August 30th, 2024

Behind AWS S3's Scale

AWS S3, launched in 2006, supports 100 million requests per second, stores 280 trillion objects, utilizes over 300 microservices, and offers strong durability and data redundancy features for cloud storage.

Read original articleLink Icon
Behind AWS S3's Scale

AWS S3, launched in 2006, has evolved into a highly scalable multi-tenant storage service, supporting 100 million requests per second and storing 280 trillion objects across 31 regions. Initially designed for backups and media storage, it now serves as a backbone for analytics and machine learning. S3's architecture comprises over 300 microservices, organized into four main components: a front-end REST API, a namespace service, a storage fleet, and a management fleet. The storage system utilizes millions of hard drives, employing a new backend called ShardStore, which optimizes data storage and retrieval. S3 employs Erasure Coding for data redundancy, allowing recovery from multiple shard failures while minimizing extra capacity usage. The system's design mitigates hot spots and balances I/O demand across drives, enhancing performance. S3 also leverages parallelism, encouraging users to make multiple connections to optimize throughput. In 2020, S3 introduced strong read-after-write consistency, ensuring immediate access to the latest data. With an impressive durability rate of 11 nines, S3 is designed to minimize data loss, making it a reliable choice for cloud storage.
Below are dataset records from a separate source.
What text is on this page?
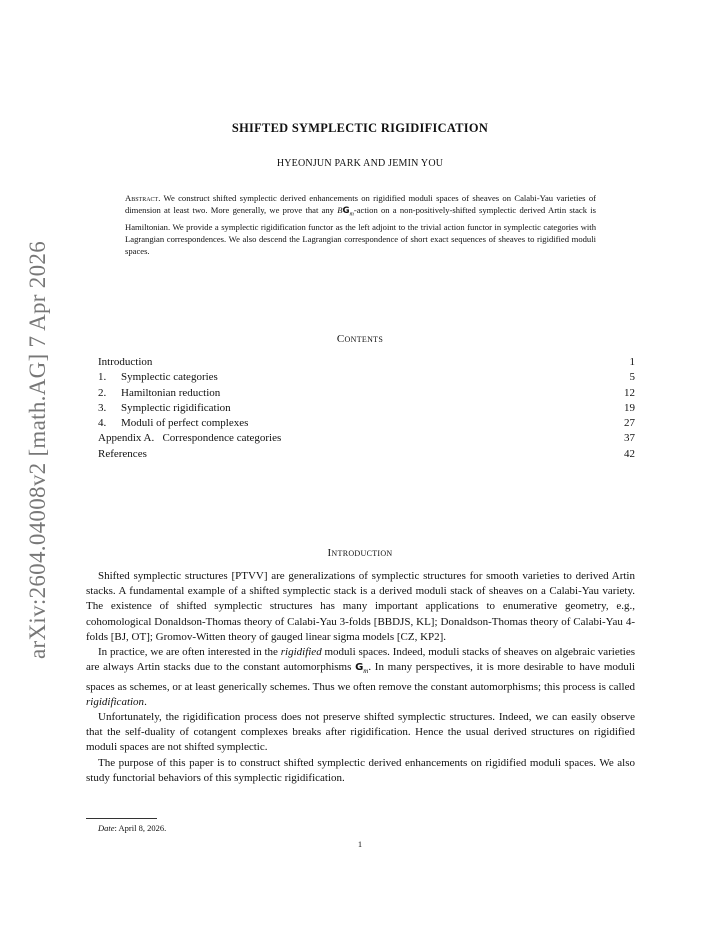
arXiv:2604.04008v2 [math.AG] 7 Apr 2026
SHIFTED SYMPLECTIC RIGIDIFICATION
HYEONJUN PARK AND JEMIN YOU
Abstract. We construct shifted symplectic derived enhancements on rigidified moduli spaces of sheaves on Calabi-Yau varieties of dimension at least two. More generally, we prove that any $BG_m$-action on a non-positively-shifted symplectic derived Artin stack is Hamiltonian. We provide a symplectic rigidification functor as the left adjoint to the trivial action functor in symplectic categories with Lagrangian correspondences. We also descend the Lagrangian correspondence of short exact sequences of sheaves to rigidified moduli spaces.
Contents
Introduction	1
1. Symplectic categories	5
2. Hamiltonian reduction	12
3. Symplectic rigidification	19
4. Moduli of perfect complexes	27
Appendix A.   Correspondence categories	37
References	42
Introduction

Shifted symplectic structures [PTVV] are generalizations of symplectic structures for smooth varieties to derived Artin stacks. A fundamental example of a shifted symplectic stack is a derived moduli stack of sheaves on a Calabi-Yau variety. The existence of shifted symplectic structures has many important applications to enumerative geometry, e.g., cohomological Donaldson-Thomas theory of Calabi-Yau 3-folds [BBDJS, KL]; Donaldson-Thomas theory of Calabi-Yau 4-folds [BJ, OT]; Gromov-Witten theory of gauged linear sigma models [CZ, KP2].

In practice, we are often interested in the rigidified moduli spaces. Indeed, moduli stacks of sheaves on algebraic varieties are always Artin stacks due to the constant automorphisms $G_m$. In many perspectives, it is more desirable to have moduli spaces as schemes, or at least generically schemes. Thus we often remove the constant automorphisms; this process is called rigidification.

Unfortunately, the rigidification process does not preserve shifted symplectic structures. Indeed, we can easily observe that the self-duality of cotangent complexes breaks after rigidification. Hence the usual derived structures on rigidified moduli spaces are not shifted symplectic.

The purpose of this paper is to construct shifted symplectic derived enhancements on rigidified moduli spaces. We also study functorial behaviors of this symplectic rigidification.

Date: April 8, 2026.
1
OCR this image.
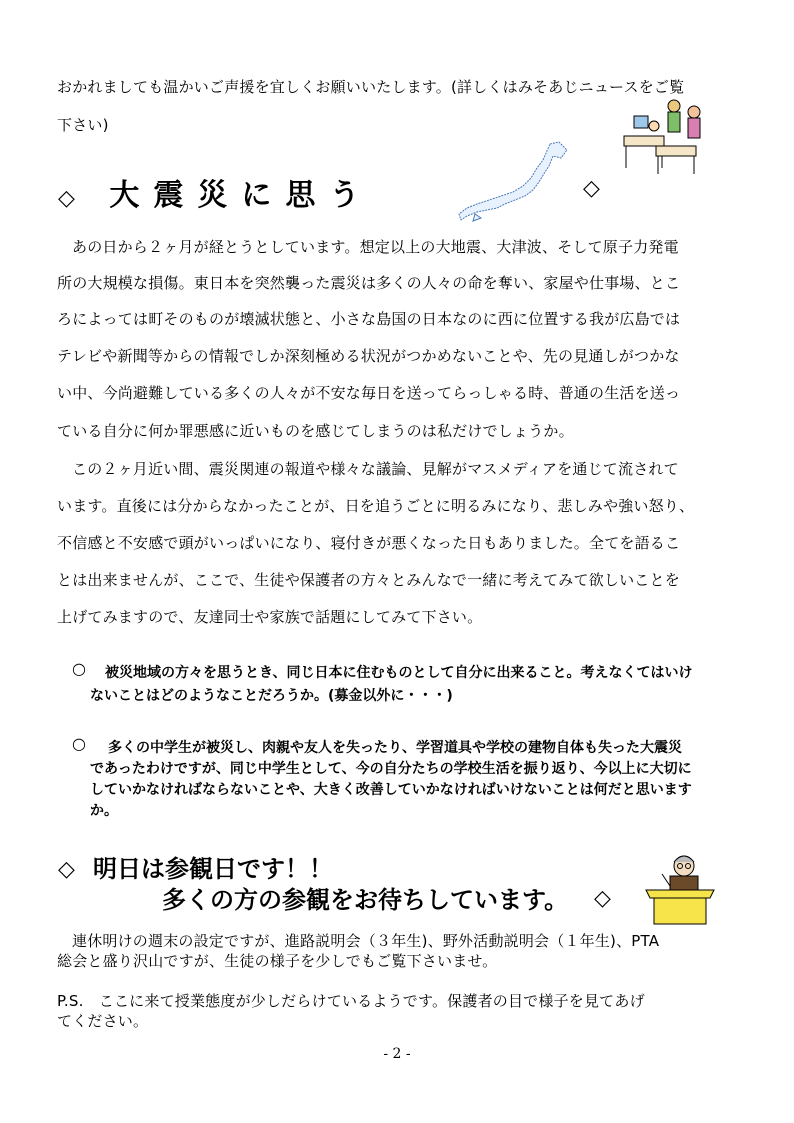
おかれましても温かいご声援を宜しくお願いいたします。(詳しくはみそあじニュースをご覧
下さい)
◇ 大震災に思う	◇
あの日から２ヶ月が経とうとしています。想定以上の大地震、大津波、そして原子力発電
所の大規模な損傷。東日本を突然襲った震災は多くの人々の命を奪い、家屋や仕事場、とこ
ろによっては町そのものが壊滅状態と、小さな島国の日本なのに西に位置する我が広島では
テレビや新聞等からの情報でしか深刻極める状況がつかめないことや、先の見通しがつかな
い中、今尚避難している多くの人々が不安な毎日を送ってらっしゃる時、普通の生活を送っ
ている自分に何か罪悪感に近いものを感じてしまうのは私だけでしょうか。
この２ヶ月近い間、震災関連の報道や様々な議論、見解がマスメディアを通じて流されて
います。直後には分からなかったことが、日を追うごとに明るみになり、悲しみや強い怒り、
不信感と不安感で頭がいっぱいになり、寝付きが悪くなった日もありました。全てを語るこ
とは出来ませんが、ここで、生徒や保護者の方々とみんなで一緒に考えてみて欲しいことを
上げてみますので、友達同士や家族で話題にしてみて下さい。
○ 被災地域の方々を思うとき、同じ日本に住むものとして自分に出来ること。考えなくてはいけ
ないことはどのようなことだろうか。(募金以外に・・・)
○ 多くの中学生が被災し、肉親や友人を失ったり、学習道具や学校の建物自体も失った大震災
であったわけですが、同じ中学生として、今の自分たちの学校生活を振り返り、今以上に大切に
していかなければならないことや、大きく改善していかなければいけないことは何だと思います
か。
◇ 明日は参観日です！！
多くの方の参観をお待ちしています。 ◇
連休明けの週末の設定ですが、進路説明会（３年生)、野外活動説明会（１年生)、PTA
総会と盛り沢山ですが、生徒の様子を少しでもご覧下さいませ。
P.S.　ここに来て授業態度が少しだらけているようです。保護者の目で様子を見てあげ
てください。
- 2 -
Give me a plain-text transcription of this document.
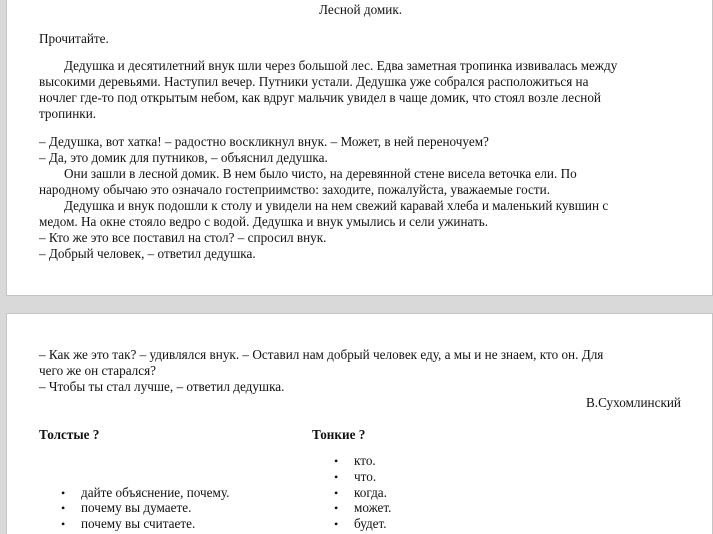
Лесной домик.
Прочитайте.
Дедушка и десятилетний внук шли через большой лес. Едва заметная тропинка извивалась между
высокими деревьями. Наступил вечер. Путники устали. Дедушка уже собрался расположиться на
ночлег где-то под открытым небом, как вдруг мальчик увидел в чаще домик, что стоял возле лесной
тропинки.
– Дедушка, вот хатка! – радостно воскликнул внук. – Может, в ней переночуем?
– Да, это домик для путников, – объяснил дедушка.
Они зашли в лесной домик. В нем было чисто, на деревянной стене висела веточка ели. По
народному обычаю это означало гостеприимство: заходите, пожалуйста, уважаемые гости.
Дедушка и внук подошли к столу и увидели на нем свежий каравай хлеба и маленький кувшин с
медом. На окне стояло ведро с водой. Дедушка и внук умылись и сели ужинать.
– Кто же это все поставил на стол? – спросил внук.
– Добрый человек, – ответил дедушка.
– Как же это так? – удивлялся внук. – Оставил нам добрый человек еду, а мы и не знаем, кто он. Для
чего же он старался?
– Чтобы ты стал лучше, – ответил дедушка.
В.Сухомлинский
Толстые ?	Тонкие ?
• кто.
• что.
• когда.
• может.
• будет.
• дайте объяснение, почему.
• почему вы думаете.
• почему вы считаете.
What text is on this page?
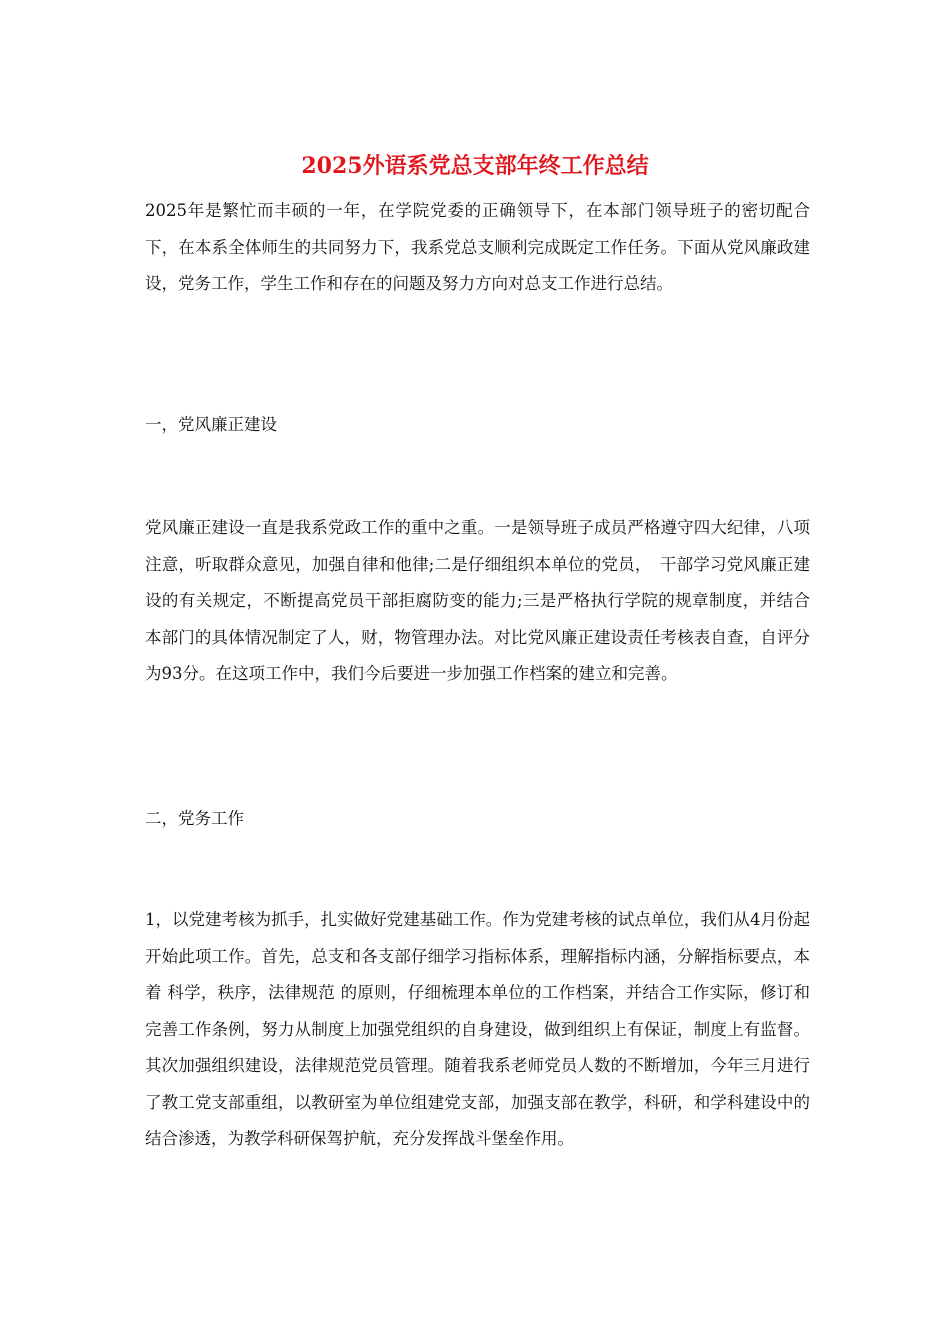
2025外语系党总支部年终工作总结

2025年是繁忙而丰硕的一年，在学院党委的正确领导下，在本部门领导班子的密切配合下，在本系全体师生的共同努力下，我系党总支顺利完成既定工作任务。下面从党风廉政建设，党务工作，学生工作和存在的问题及努力方向对总支工作进行总结。

一，党风廉正建设

党风廉正建设一直是我系党政工作的重中之重。一是领导班子成员严格遵守四大纪律，八项注意，听取群众意见，加强自律和他律;二是仔细组织本单位的党员，　干部学习党风廉正建设的有关规定，不断提高党员干部拒腐防变的能力;三是严格执行学院的规章制度，并结合本部门的具体情况制定了人，财，物管理办法。对比党风廉正建设责任考核表自查，自评分为93分。在这项工作中，我们今后要进一步加强工作档案的建立和完善。

二，党务工作

1，以党建考核为抓手，扎实做好党建基础工作。作为党建考核的试点单位，我们从4月份起开始此项工作。首先，总支和各支部仔细学习指标体系，理解指标内涵，分解指标要点，本着 科学，秩序，法律规范 的原则，仔细梳理本单位的工作档案，并结合工作实际，修订和完善工作条例，努力从制度上加强党组织的自身建设，做到组织上有保证，制度上有监督。其次加强组织建设，法律规范党员管理。随着我系老师党员人数的不断增加，今年三月进行了教工党支部重组，以教研室为单位组建党支部，加强支部在教学，科研，和学科建设中的结合渗透，为教学科研保驾护航，充分发挥战斗堡垒作用。
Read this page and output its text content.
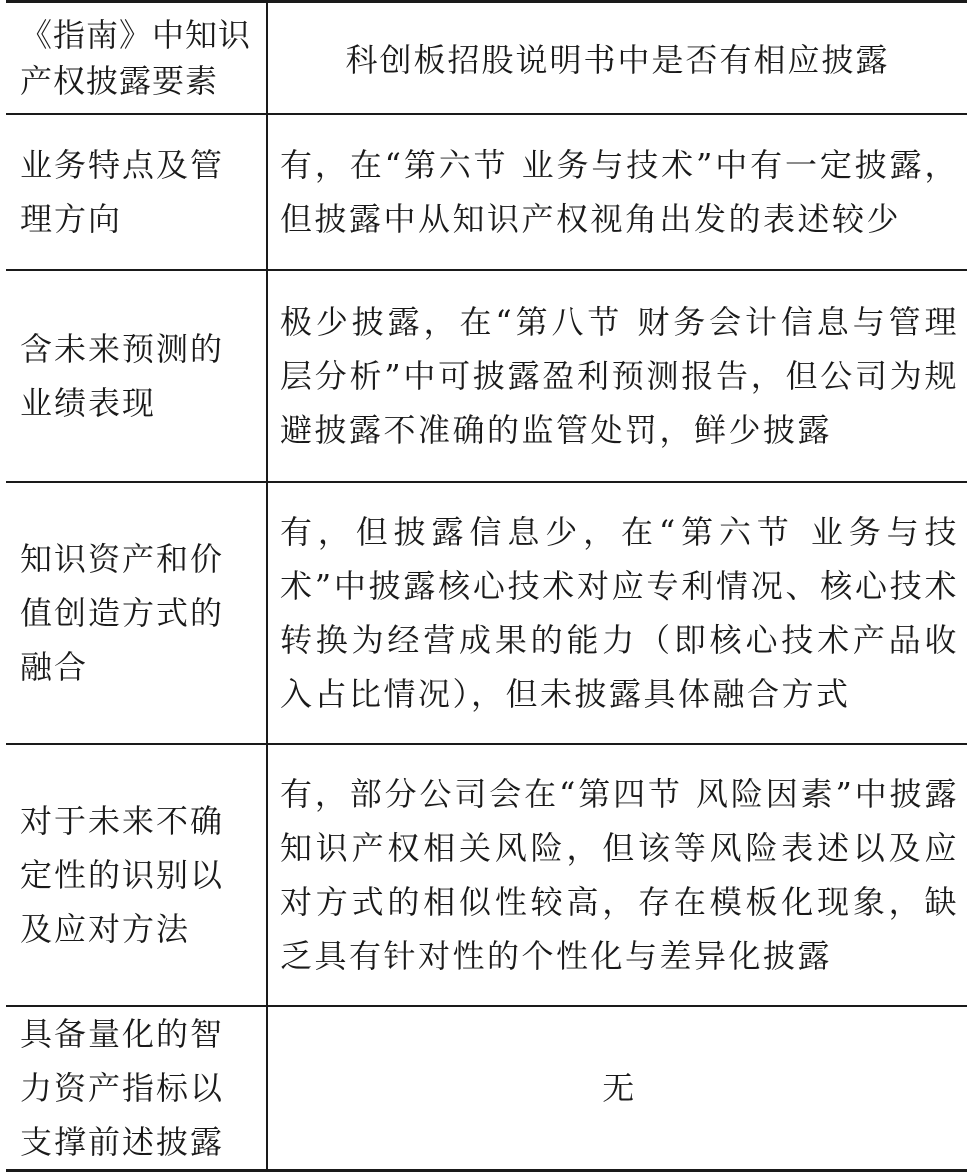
《指南》中知识产权披露要素	科创板招股说明书中是否有相应披露
业务特点及管理方向	有，在“第六节 业务与技术”中有一定披露，但披露中从知识产权视角出发的表述较少
含未来预测的业绩表现	极少披露，在“第八节 财务会计信息与管理层分析”中可披露盈利预测报告，但公司为规避披露不准确的监管处罚，鲜少披露
知识资产和价值创造方式的融合	有，但披露信息少，在“第六节 业务与技术”中披露核心技术对应专利情况、核心技术转换为经营成果的能力（即核心技术产品收入占比情况），但未披露具体融合方式
对于未来不确定性的识别以及应对方法	有，部分公司会在“第四节 风险因素”中披露知识产权相关风险，但该等风险表述以及应对方式的相似性较高，存在模板化现象，缺乏具有针对性的个性化与差异化披露
具备量化的智力资产指标以支撑前述披露	无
- AWS S3 supports 100 million requests per second and stores 280 trillion objects.

- The architecture consists of over 300 microservices and employs millions of hard drives.

- S3 uses Erasure Coding for efficient data redundancy and recovery.

- Strong read-after-write consistency was introduced in 2020, enhancing data access.

- S3 offers 11 nines of durability, ensuring minimal data loss.

Link Icon 7 comments
By @cduzz - 8 months
The article states:

    1956: a 3.75MB drive cost $9k
    2024: 26TB drives exist, where 1TB costs $15
I think that radically understates the cost of storage in 1956, when people used mercury delay lines, drum drives, core memory, williams tubes, etc. 1956 was a long time ago and stuff done back then was physically huge, microscopic "modern" units and enormously expensive. Thank goodness photolithography and being able to scale semiconductor transistors...

It apparently cost $3200 per month to lease one of them [1] so actually a storage payment model akin to S3...

[1] https://www.dataclinic.co.uk/history-snapshot-1956-the-world...

By @mannyv - 8 months
The thing that people don't realize about AWS is that the hard part, and the thing they do really well, are authorization and billing.

Every call is authenticated. Changes to authorization ripple across AWS in realtime. If you revoke a priv, things stop working immediately. That's incredibly hard to do, especially when you're authenticating billions of requests a second.

For billing and telemetry, everything's is logged. There are companies that are built on the idea of logging, and at AWS it's just something they do - without slowing anything down.

AWS just might be one of the most complicated things humanity has ever built, which is a weird thought.

By @hobs - 8 months
There's very little "behind" here, just a bunch of speculation on public articles, many of which are recent and not about how S3 scaled.
By @bushbaba - 8 months
> When you aggregate on a large enough scale, a single workload cannot influence the aggregate peak.

This is also the “power” behind snowflake and bigquery.

By @bosky101 - 8 months
Wow.

Also happy that highscalability is still up and about.

By @mickael-kerjean - 8 months
One of the crazy parts about S3 which is not touched on in this post is how it's becoming a file transfer protocol in its own right. Every cloud vendor now has an S3 compatible interface, but when you look deeper into the actual http contract behind the S3 spec, I don't understand how one can shit on FTP and webdav as a protocol and S3 not receive worse treatment. I don't want to be reminiscent of the Dropbox FTP deal on HN, but I hope one day people will steer toward open protocols and stop shitting on open ones for reasons that quite frankly 99% of the people couldn't give much of a shit about.